On average, they reduce relapses by 35%, which might sound, superficially, as if it means the same, but it doesn’t. “35% chance of success” would mean each patient had only about a 1 in 3 chance of any effect at all. But 35% fewer relapses means, on average, each patient gets one third fewer relapses. Obviously, within that, there will be some who do a lot better, and some who get no benefit at all - it’s only an average. But it doesn’t mean two-thirds of patients get no benefit.
I realise this has no bearing on your own situation, if it’s clear for other reasons you are done with them!
However, for the benefit of anyone reading who is considering DMDs for the first time, I just thought it important to explain that although effectiveness varies, you don’t have just a 35% of them doing anything at all.
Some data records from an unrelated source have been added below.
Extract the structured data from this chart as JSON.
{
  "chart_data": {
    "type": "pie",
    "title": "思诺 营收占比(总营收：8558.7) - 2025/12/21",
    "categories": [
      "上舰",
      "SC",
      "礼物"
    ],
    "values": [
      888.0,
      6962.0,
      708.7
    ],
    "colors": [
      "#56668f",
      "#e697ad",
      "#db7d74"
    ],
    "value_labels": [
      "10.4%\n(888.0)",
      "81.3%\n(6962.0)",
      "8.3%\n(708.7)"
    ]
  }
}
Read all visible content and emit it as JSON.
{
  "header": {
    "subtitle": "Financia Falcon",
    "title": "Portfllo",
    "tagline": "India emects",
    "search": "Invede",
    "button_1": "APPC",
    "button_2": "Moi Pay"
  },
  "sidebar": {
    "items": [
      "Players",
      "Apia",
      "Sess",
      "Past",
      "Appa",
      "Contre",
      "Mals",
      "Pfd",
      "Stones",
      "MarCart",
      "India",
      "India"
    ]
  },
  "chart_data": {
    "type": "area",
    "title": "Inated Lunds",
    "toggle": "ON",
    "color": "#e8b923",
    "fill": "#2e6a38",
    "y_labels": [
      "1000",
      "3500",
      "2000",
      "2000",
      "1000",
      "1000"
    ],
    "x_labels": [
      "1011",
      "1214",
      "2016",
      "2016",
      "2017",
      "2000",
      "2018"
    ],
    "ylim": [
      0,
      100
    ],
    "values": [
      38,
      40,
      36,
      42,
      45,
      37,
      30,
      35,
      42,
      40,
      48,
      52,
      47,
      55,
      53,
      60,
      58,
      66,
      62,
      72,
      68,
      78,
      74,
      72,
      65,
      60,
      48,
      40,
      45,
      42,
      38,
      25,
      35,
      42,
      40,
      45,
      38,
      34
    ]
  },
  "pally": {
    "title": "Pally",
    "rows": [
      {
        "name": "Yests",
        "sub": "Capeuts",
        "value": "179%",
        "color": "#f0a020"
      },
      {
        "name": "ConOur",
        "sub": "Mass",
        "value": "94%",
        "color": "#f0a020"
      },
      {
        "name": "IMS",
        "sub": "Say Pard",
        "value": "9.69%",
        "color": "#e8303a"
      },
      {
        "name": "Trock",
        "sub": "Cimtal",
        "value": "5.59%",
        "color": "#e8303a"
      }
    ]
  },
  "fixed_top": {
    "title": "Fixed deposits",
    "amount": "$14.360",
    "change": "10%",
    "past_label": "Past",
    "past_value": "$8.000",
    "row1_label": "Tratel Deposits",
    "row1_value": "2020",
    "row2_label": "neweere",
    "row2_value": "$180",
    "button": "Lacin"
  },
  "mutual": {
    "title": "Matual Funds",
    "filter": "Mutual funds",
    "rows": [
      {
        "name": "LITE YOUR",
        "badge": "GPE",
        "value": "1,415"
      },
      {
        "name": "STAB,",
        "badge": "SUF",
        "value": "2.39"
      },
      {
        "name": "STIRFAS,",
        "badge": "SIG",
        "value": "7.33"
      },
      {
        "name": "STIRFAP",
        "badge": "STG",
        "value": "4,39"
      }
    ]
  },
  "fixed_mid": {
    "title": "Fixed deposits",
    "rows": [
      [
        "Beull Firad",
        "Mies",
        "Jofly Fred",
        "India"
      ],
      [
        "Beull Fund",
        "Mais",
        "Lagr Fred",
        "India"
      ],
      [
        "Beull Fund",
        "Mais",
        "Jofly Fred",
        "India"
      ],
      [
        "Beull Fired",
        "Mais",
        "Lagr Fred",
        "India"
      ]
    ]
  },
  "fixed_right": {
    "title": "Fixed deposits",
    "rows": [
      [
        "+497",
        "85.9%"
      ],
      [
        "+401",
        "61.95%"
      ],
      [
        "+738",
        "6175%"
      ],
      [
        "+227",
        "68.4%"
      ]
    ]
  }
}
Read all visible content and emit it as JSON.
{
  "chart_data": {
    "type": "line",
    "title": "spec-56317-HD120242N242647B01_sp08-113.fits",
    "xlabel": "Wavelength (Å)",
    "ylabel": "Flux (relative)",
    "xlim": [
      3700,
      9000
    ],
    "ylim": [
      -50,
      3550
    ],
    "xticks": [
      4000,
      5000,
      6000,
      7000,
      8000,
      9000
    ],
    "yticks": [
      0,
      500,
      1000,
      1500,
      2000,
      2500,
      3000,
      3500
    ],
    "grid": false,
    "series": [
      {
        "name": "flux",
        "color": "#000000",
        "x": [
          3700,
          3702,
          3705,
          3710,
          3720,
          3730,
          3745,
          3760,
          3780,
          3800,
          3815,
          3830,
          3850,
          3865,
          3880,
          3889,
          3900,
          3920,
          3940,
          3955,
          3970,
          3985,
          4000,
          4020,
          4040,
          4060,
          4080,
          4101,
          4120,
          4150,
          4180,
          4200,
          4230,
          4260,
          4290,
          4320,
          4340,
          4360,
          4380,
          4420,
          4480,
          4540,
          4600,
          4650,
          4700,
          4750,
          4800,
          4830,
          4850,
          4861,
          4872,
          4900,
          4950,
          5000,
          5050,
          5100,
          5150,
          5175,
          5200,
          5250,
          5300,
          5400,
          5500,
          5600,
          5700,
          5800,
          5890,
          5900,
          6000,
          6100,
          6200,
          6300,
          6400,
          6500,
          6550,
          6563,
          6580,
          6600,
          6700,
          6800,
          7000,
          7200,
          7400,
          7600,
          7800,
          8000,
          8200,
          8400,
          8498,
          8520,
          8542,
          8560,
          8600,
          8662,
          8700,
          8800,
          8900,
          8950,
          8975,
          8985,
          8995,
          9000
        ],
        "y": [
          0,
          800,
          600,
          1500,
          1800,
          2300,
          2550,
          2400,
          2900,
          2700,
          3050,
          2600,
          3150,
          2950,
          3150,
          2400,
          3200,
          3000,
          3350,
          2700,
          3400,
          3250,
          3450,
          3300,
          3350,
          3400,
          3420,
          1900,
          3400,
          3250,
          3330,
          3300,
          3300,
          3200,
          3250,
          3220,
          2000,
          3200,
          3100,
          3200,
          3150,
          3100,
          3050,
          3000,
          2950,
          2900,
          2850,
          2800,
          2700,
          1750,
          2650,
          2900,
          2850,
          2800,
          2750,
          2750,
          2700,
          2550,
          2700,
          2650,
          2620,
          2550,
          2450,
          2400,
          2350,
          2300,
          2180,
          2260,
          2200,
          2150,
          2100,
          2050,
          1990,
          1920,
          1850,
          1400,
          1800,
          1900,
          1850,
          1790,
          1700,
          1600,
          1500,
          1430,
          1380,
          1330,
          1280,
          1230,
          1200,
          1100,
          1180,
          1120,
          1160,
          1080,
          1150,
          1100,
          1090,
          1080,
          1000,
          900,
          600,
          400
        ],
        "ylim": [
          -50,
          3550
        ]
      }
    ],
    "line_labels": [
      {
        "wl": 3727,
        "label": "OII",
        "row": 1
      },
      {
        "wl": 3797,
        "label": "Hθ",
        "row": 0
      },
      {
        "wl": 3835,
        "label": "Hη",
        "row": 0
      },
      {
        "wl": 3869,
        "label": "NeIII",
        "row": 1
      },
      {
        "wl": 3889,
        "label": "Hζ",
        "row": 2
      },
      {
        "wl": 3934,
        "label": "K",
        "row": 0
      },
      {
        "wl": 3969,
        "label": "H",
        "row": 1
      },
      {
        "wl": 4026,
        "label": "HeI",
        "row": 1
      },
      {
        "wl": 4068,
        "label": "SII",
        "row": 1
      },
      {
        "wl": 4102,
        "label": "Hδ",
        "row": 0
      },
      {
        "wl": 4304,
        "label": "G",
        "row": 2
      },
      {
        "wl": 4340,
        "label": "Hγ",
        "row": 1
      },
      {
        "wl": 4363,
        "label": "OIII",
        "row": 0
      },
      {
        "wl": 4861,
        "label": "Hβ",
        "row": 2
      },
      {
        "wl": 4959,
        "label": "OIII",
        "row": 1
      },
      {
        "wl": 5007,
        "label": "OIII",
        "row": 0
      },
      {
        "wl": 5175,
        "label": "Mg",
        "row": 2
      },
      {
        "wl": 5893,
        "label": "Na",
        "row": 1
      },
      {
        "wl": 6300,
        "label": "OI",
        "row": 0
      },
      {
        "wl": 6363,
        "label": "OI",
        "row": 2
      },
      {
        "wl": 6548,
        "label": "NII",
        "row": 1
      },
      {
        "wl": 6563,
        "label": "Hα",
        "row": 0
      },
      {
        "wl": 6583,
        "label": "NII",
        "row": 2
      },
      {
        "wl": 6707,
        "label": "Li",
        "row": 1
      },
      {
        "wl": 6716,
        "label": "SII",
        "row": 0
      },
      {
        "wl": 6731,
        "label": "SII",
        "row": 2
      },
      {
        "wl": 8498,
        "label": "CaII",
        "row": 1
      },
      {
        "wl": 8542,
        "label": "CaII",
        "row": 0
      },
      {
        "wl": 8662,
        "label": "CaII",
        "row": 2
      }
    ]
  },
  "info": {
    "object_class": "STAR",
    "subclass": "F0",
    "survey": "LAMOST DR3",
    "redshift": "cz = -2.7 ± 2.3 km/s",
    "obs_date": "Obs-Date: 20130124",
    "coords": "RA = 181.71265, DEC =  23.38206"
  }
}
As for being misled about trial eligibility, sorry to say, this is not unique - or even unique to MS.
When my dad was terminally ill with a very rare type of lung cancer, caused by asbestos, he was told he was eligible for a trial that had a chance of prolonging life - but the side-effects were very serious.
We were just about to go away on holiday - one of the two last holidays we would have with him, as we knew he was dying.
He was told to use the time to to think carefully about it, and let them know his decision when he got back.
So I know it preyed on his mind, and to some extent, spoilt the holiday.
He was very undecided whether to choose quality over quantity, so I don’t know what he would have opted for. But when we got back, it was all irrelevant anyway, as it turned out he’d been misinformed about his eligibility. He wasn’t eligible, and never had been. The trial was only open to patients with “ordinary” lung cancer (the kind often caused by smoking), and not his “rare” kind, that’s only caused by asbestos.
So in some ways it was easier that he didn’t have to make an almost impossible decision. Yet there was also the disappointment of not having an option he’d been led to believe he had, and that he’d had a spoilt holiday worrying about it, when there was no decision to make. I was so angry, as we can never get that holiday back. We only had it because he knew he was dying. He didn’t need the extra worry of being told to use the time to think carefully about a treatment that was never open to him. That was the Macmillan nurse! How can they get as far as telling the patient to go away and think carefully about a treatment they were never even eligible for?
I know this doesn’t make your disappointment any easier to bear, but unfortunately, mistakes do happen. You would think, even more than with MS, they would make sure a terminally ill patient wasn’t misled about his options, but my dad was.